NC SOS cooperates with the volunteer group "Marem" ("Марем"), which helps women who have been victims of domestic violence in the North Caucasus, the LGBT emergency assistance group "Aegis" ("Эгида"), and other human rights organizations.

NC SOS, and predecessor Russian LGBT Network, have assisted in numerous high-profile cases since 2017.

===2017===
In 2017, Maxim Lapunov spoke for the first time about the torture in a secret prison for gays in Grozny; he spent about two weeks in one of them.

===2020===

In 2020, Aminat Lorsanova was subjected to conversion therapy by her family in Chechnya, was held in a psychiatric hospital, was tortured and "treated" by reading the Quran. She escaped with the support of NC SOS.

===2022===

In 2022, Siblings Salekh Magamadov and Ismail Isaev were abducted by Chechen security forces from a crisis apartment of NC SOS in Nizhny Novgorod due to their homosexuality and opposition views, subjected to beatings and torture. They were sentenced to 8 and 6 years in prison in an unsubstantiated criminal case.

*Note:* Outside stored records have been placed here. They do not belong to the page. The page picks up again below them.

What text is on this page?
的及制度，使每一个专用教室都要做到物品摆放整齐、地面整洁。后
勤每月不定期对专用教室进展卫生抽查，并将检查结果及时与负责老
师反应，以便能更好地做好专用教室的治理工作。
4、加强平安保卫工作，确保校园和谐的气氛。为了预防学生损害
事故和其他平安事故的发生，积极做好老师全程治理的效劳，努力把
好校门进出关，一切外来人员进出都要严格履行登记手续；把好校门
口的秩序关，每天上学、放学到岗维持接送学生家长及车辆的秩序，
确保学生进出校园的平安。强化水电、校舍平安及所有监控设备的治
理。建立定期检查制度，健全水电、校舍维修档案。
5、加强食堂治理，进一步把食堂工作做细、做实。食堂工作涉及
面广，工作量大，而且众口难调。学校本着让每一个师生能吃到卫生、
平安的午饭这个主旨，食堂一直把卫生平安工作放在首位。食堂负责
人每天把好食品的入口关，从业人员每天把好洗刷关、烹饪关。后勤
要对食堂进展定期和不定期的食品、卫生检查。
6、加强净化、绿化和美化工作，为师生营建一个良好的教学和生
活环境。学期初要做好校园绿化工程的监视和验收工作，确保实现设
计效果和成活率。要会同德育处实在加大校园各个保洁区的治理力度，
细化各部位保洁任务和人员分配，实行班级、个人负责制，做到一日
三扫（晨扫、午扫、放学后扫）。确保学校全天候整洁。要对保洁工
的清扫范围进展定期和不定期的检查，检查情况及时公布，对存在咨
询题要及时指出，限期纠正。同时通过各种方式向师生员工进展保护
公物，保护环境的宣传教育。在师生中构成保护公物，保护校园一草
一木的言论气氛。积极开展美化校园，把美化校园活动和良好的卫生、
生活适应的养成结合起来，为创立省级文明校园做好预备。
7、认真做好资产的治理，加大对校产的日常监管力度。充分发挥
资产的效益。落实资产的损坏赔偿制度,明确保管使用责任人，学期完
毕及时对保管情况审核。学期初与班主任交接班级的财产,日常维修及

In 2022, Sisters Khadizhat and Patimat Khizriev, Aminat Gazimagomedova and Patimat Magomedova escaped from domestic violence from Dagestan to Georgia with help of NC SOS. During сrossing of the border checkpoint Verkhny Lars, Russian border guards held them for more than 11 hours.

===2023===
Elina Ukhmanova was forcibly detained in Makhachkala, subjected to conversion therapy in an attempt to "cure" her of bisexuality and atheism, left Dagestan with help of NC SOS.

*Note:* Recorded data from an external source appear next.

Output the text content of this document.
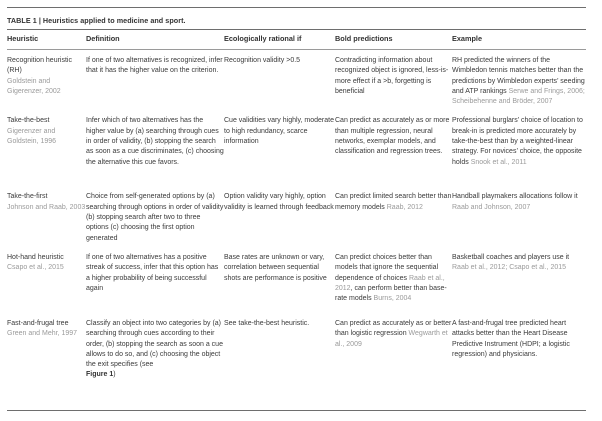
TABLE 1 | Heuristics applied to medicine and sport.
Heuristic	Definition	Ecologically rational if	Bold predictions	Example
Recognition heuristic (RH)
Goldstein and Gigerenzer, 2002	If one of two alternatives is recognized, infer that it has the higher value on the criterion.	Recognition validity >0.5	Contradicting information about recognized object is ignored, less-is-more effect if a >b, forgetting is beneficial	RH predicted the winners of the Wimbledon tennis matches better than the predictions by Wimbledon experts’ seeding and ATP rankings Serwe and Frings, 2006; Scheibehenne and Bröder, 2007
Take-the-best
Gigerenzer and Goldstein, 1996	Infer which of two alternatives has the higher value by (a) searching through cues in order of validity, (b) stopping the search as soon as a cue discriminates, (c) choosing the alternative this cue favors.	Cue validities vary highly, moderate to high redundancy, scarce information	Can predict as accurately as or more than multiple regression, neural networks, exemplar models, and classification and regression trees.	Professional burglars’ choice of location to break-in is predicted more accurately by take-the-best than by a weighted-linear strategy. For novices’ choice, the opposite holds Snook et al., 2011
Take-the-first
Johnson and Raab, 2003	Choice from self-generated options by (a) searching through options in order of validity (b) stopping search after two to three options (c) choosing the first option generated	Option validity vary highly, option validity is learned through feedback	Can predict limited search better than memory models Raab, 2012	Handball playmakers allocations follow it Raab and Johnson, 2007
Hot-hand heuristic
Csapo et al., 2015	If one of two alternatives has a positive streak of success, infer that this option has a higher probability of being successful again	Base rates are unknown or vary, correlation between sequential shots are performance is positive	Can predict choices better than models that ignore the sequential dependence of choices Raab et al., 2012, can perform better than base-rate models Burns, 2004	Basketball coaches and players use it Raab et al., 2012; Csapo et al., 2015
Fast-and-frugal tree
Green and Mehr, 1997	Classify an object into two categories by (a) searching through cues according to their order, (b) stopping the search as soon a cue allows to do so, and (c) choosing the object the exit specifies (see
Figure 1)	See take-the-best heuristic.	Can predict as accurately as or better than logistic regression Wegwarth et al., 2009	A fast-and-frugal tree predicted heart attacks better than the Heart Disease Predictive Instrument (HDPI; a logistic regression) and physicians.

Idris Arsamikov was tortured in Chechnya because of his homosexuality. With help of NC SOS, he left Russia and received international protection in the Netherlands. However, he returned for his father's funeral, was detained at Moscow Domodedovo Airport and handed over to Chechen security forces.

===2024===
Seda Suleymanova fled from relatives in Chechnya with support of NC SOS because she refused to marry. But a year later she was detained by Chechen security forces in Saint Petersburg with assistance of the local police, and sent to Chechnya. Where, according to sources in the republic, she became the victim of "honor killing." The Investigative Committee of Russia opened a criminal investigation into Suleimanova's "disappearance without a trace," but the results of the investigation were not provided.

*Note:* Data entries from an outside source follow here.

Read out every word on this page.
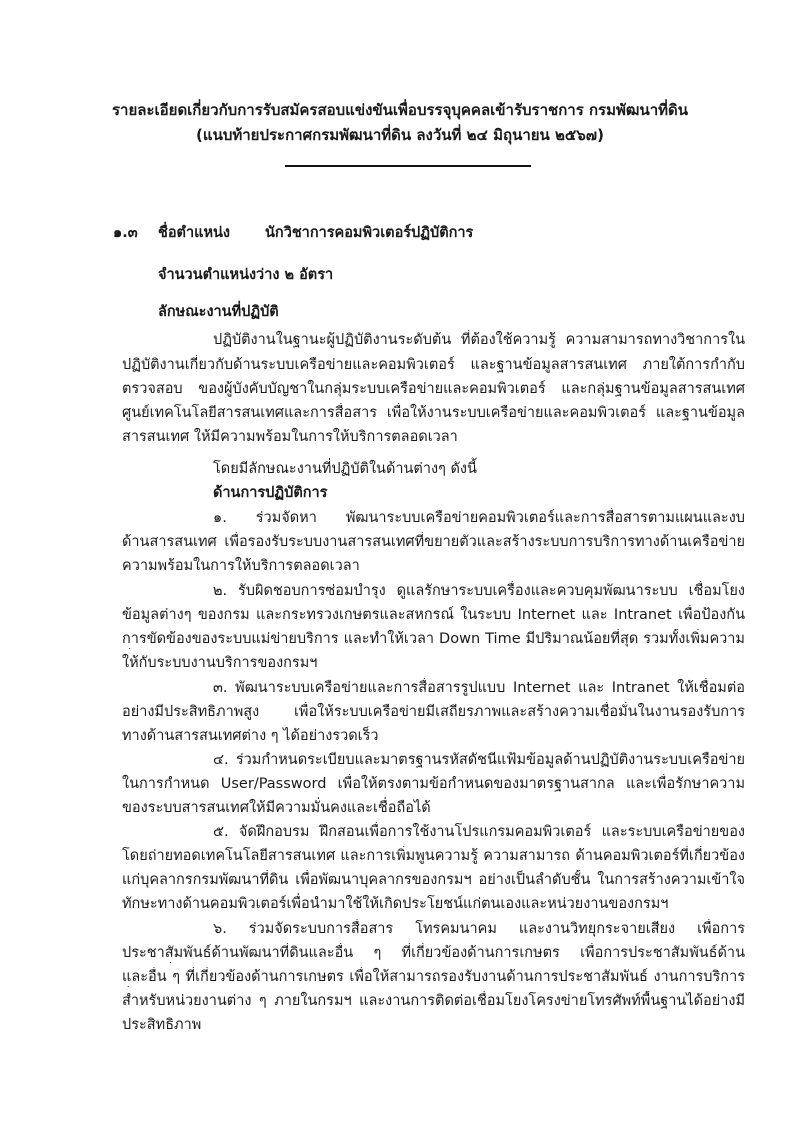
รายละเอียดเกี่ยวกับการรับสมัครสอบแข่งขันเพื่อบรรจุบุคคลเข้ารับราชการ กรมพัฒนาที่ดิน
(แนบท้ายประกาศกรมพัฒนาที่ดิน ลงวันที่ ๒๔ มิถุนายน ๒๕๖๗)
๑.๓ ชื่อตำแหน่ง นักวิชาการคอมพิวเตอร์ปฏิบัติการ
จำนวนตำแหน่งว่าง ๒ อัตรา
ลักษณะงานที่ปฏิบัติ
ปฏิบัติงานในฐานะผู้ปฏิบัติงานระดับต้น ที่ต้องใช้ความรู้ ความสามารถทางวิชาการใน
ปฏิบัติงานเกี่ยวกับด้านระบบเครือข่ายและคอมพิวเตอร์ และฐานข้อมูลสารสนเทศ ภายใต้การกำกับ
ตรวจสอบ ของผู้บังคับบัญชาในกลุ่มระบบเครือข่ายและคอมพิวเตอร์ และกลุ่มฐานข้อมูลสารสนเทศ
ศูนย์เทคโนโลยีสารสนเทศและการสื่อสาร เพื่อให้งานระบบเครือข่ายและคอมพิวเตอร์ และฐานข้อมูล
สารสนเทศ ให้มีความพร้อมในการให้บริการตลอดเวลา
โดยมีลักษณะงานที่ปฏิบัติในด้านต่างๆ ดังนี้
ด้านการปฏิบัติการ
๑. ร่วมจัดหา พัฒนาระบบเครือข่ายคอมพิวเตอร์และการสื่อสารตามแผนและงบ
ด้านสารสนเทศ เพื่อรองรับระบบงานสารสนเทศที่ขยายตัวและสร้างระบบการบริการทางด้านเครือข่าย
ความพร้อมในการให้บริการตลอดเวลา
๒. รับผิดชอบการซ่อมบำรุง ดูแลรักษาระบบเครื่องและควบคุมพัฒนาระบบ เชื่อมโยง
ข้อมูลต่างๆ ของกรม และกระทรวงเกษตรและสหกรณ์ ในระบบ Internet และ Intranet เพื่อป้องกัน
การขัดข้องของระบบแม่ข่ายบริการ และทำให้เวลา Down Time มีปริมาณน้อยที่สุด รวมทั้งเพิ่มความ
ให้กับระบบงานบริการของกรมฯ
๓. พัฒนาระบบเครือข่ายและการสื่อสารรูปแบบ Internet และ Intranet ให้เชื่อมต่อ
อย่างมีประสิทธิภาพสูง เพื่อให้ระบบเครือข่ายมีเสถียรภาพและสร้างความเชื่อมั่นในงานรองรับการ
ทางด้านสารสนเทศต่าง ๆ ได้อย่างรวดเร็ว
๔. ร่วมกำหนดระเบียบและมาตรฐานรหัสดัชนีแฟ้มข้อมูลด้านปฏิบัติงานระบบเครือข่าย
ในการกำหนด User/Password เพื่อให้ตรงตามข้อกำหนดของมาตรฐานสากล และเพื่อรักษาความ
ของระบบสารสนเทศให้มีความมั่นคงและเชื่อถือได้
๕. จัดฝึกอบรม ฝึกสอนเพื่อการใช้งานโปรแกรมคอมพิวเตอร์ และระบบเครือข่ายของ
โดยถ่ายทอดเทคโนโลยีสารสนเทศ และการเพิ่มพูนความรู้ ความสามารถ ด้านคอมพิวเตอร์ที่เกี่ยวข้อง
แก่บุคลากรกรมพัฒนาที่ดิน เพื่อพัฒนาบุคลากรของกรมฯ อย่างเป็นลำดับชั้น ในการสร้างความเข้าใจ
ทักษะทางด้านคอมพิวเตอร์เพื่อนำมาใช้ให้เกิดประโยชน์แก่ตนเองและหน่วยงานของกรมฯ
๖. ร่วมจัดระบบการสื่อสาร โทรคมนาคม และงานวิทยุกระจายเสียง เพื่อการ
ประชาสัมพันธ์ด้านพัฒนาที่ดินและอื่น ๆ ที่เกี่ยวข้องด้านการเกษตร เพื่อการประชาสัมพันธ์ด้าน
และอื่น ๆ ที่เกี่ยวข้องด้านการเกษตร เพื่อให้สามารถรองรับงานด้านการประชาสัมพันธ์ งานการบริการ
สำหรับหน่วยงานต่าง ๆ ภายในกรมฯ และงานการติดต่อเชื่อมโยงโครงข่ายโทรศัพท์พื้นฐานได้อย่างมี
ประสิทธิภาพ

Liya Zaurbekova escaped from domestic violence from Chechnya to Moscow. Her relatives reported her missing and attempted to kidnap from the Nagatino-Sadovniki police department. With support of the Marem group and assistance of NC SOS, she was able to leave Russia.

NC SOS provides help to people who were assisted in leaving the region and those who were granted asylum.

In September 2024, NC SOS published a report claiming that Security forces in Chechnya are forcing detained homosexual men to Ukraine by blackmailing them into volunteering for the frontlines. They cited seven incidents of this, beginning prior to Sep 2022 mobilizations. Men were detained for being homosexual, and then given the choice of paying a ransom or volunteering for the war in Ukraine. The Akhmat unit was using the mobilized queer men as sex slaves, according to David Isteev.

===2025===

On Nov 9, 2025 Aliya Ozdamirova, the daughter of a former Chechen deputy sports minister the day after returning to Chechnya. She had sent a message to NC SOS prior to her return stating "My life is in danger. If something happens to me, I want people to know what happened." Her family and North Caucasus officials stated that she died of natural causes, but NC SOS claims it was an honor killing.

== Awards ==

In 2024, NC SOS was awarded the Rainbow Prize, worth 100,000 SEK, presented by Princess Christina of Sweden at the Rainbow Gala in Stockholm. David Isteev and project manager Lucy Shtein accepted the award on behalf of the organisation.